11) I understood that the authors used in the research the Random forest mostly by default, so it still would be interesting to see how other algorithms with the same conditions are effective. From personal experience, I can guarantee that other tree-based methods would give almost the same accuracy. To reach 100% is impossible, but to get the worse results using such methods like K-NN is very easy. In my opinion, the authors need to give a very good explanation of why the Random Forest is the best in this situation because the is no comparative analysis made with other methods.
Good luck with submitting the manuscript.
Author Response
Please see the attachment
Author Response File: Author Response.pdf
Round 2
Reviewer 1 Report
The authors have made lots of modifications during the revision. Most of the concerns have been addressed. The writing of the paper still needs to be carefully checked.
Eg. in Table 6, 1.1226e-03 and 8.3510e-3 should use the same format.
Author Response
Response to Reviewer 1 Comments
Point 1: The authors have made lots of modifications during the revision. Most of the concerns have been addressed. The writing of the paper still needs to be carefully checked.
Eg. in Table 6, 1.1226e-03 and 8.3510e-3 should use the same format.

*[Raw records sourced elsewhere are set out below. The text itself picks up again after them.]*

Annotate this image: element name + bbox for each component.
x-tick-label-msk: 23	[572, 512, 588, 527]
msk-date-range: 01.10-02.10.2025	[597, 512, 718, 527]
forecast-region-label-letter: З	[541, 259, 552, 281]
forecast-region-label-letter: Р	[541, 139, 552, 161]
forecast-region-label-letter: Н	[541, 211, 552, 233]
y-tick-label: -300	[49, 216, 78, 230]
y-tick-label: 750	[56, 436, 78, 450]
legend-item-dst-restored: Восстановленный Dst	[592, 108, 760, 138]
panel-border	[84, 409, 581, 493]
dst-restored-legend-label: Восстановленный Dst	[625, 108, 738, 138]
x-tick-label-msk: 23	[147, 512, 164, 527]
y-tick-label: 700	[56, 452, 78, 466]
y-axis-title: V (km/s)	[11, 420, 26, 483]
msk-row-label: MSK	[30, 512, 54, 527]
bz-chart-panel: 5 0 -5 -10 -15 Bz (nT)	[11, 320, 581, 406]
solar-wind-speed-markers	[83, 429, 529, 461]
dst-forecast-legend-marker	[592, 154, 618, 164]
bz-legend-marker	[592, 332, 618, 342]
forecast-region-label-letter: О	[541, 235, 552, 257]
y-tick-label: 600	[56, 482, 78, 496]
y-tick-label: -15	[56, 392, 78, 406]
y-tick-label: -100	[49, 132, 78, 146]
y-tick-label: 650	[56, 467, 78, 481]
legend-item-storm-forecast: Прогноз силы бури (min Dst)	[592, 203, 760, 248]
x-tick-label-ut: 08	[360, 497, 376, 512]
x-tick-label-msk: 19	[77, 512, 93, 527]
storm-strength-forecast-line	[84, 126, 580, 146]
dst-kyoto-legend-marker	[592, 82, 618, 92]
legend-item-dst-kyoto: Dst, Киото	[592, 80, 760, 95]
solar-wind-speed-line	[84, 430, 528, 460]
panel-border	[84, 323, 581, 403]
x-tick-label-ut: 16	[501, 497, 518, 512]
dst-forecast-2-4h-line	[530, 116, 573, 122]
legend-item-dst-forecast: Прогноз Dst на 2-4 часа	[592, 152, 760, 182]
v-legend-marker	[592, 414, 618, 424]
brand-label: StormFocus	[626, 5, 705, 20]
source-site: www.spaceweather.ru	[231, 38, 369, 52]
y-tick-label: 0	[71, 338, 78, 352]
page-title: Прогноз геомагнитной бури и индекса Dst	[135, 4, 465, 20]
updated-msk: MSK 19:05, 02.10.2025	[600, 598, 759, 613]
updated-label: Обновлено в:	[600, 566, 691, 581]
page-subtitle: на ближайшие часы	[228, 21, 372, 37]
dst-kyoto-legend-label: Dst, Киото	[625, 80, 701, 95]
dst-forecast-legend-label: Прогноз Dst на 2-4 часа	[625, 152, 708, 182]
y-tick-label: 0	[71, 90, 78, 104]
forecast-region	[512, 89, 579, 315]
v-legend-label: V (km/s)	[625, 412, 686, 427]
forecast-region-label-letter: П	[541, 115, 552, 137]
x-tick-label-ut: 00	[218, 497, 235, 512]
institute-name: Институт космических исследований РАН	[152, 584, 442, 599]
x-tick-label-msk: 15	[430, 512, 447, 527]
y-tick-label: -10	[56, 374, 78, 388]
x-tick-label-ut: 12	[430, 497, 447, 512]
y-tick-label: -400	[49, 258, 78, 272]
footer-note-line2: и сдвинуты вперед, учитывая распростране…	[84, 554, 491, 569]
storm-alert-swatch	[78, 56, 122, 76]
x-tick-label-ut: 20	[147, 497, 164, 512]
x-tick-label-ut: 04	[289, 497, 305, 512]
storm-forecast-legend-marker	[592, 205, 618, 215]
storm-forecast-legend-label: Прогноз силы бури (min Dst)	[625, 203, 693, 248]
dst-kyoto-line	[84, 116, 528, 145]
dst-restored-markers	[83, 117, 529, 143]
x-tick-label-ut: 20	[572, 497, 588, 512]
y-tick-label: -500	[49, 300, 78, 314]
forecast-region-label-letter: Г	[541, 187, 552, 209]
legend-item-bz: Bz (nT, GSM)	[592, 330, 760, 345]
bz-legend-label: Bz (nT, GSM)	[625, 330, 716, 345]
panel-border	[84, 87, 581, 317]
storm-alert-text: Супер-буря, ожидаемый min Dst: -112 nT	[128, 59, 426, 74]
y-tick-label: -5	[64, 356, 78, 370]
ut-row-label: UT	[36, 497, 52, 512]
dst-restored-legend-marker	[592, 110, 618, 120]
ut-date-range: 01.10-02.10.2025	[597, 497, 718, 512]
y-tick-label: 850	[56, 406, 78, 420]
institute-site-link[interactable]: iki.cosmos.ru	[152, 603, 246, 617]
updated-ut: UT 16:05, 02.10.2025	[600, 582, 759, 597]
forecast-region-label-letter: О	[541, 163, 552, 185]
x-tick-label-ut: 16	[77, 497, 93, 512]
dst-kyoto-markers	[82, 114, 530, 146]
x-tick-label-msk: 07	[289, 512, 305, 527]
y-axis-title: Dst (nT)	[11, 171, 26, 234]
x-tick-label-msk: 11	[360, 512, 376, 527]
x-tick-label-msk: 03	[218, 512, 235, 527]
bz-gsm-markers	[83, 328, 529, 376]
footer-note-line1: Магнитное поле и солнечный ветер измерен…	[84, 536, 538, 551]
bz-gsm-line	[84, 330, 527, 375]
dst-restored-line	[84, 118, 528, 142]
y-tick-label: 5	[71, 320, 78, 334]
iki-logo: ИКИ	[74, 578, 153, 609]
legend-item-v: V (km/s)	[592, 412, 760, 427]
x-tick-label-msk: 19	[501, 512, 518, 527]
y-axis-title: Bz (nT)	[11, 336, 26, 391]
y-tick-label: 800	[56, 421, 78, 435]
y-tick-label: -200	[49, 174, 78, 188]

Response 1: We have tried to check all format, the tables and figures and put them in the same format in the best possible way. Lines 539, 544, 550, 562,576, 583, 586, 603 and 612.
Reviewer 2 Report
Thank you for taking the suggestion into account. There are some minor mistakes left, for example, the references are not formatted in the same style. But I hope it will be fixed. Good luck.
Author Response
Response to Reviewer 2 Comments
Point 1: Thank you for taking the suggestion into account. There are some minor mistakes left, for example, the references are not formatted in the same style. But I hope it will be fixed. Good luck.
Response 1: We have tried to check all the references and put them in the same format in the best possible way. Thank you.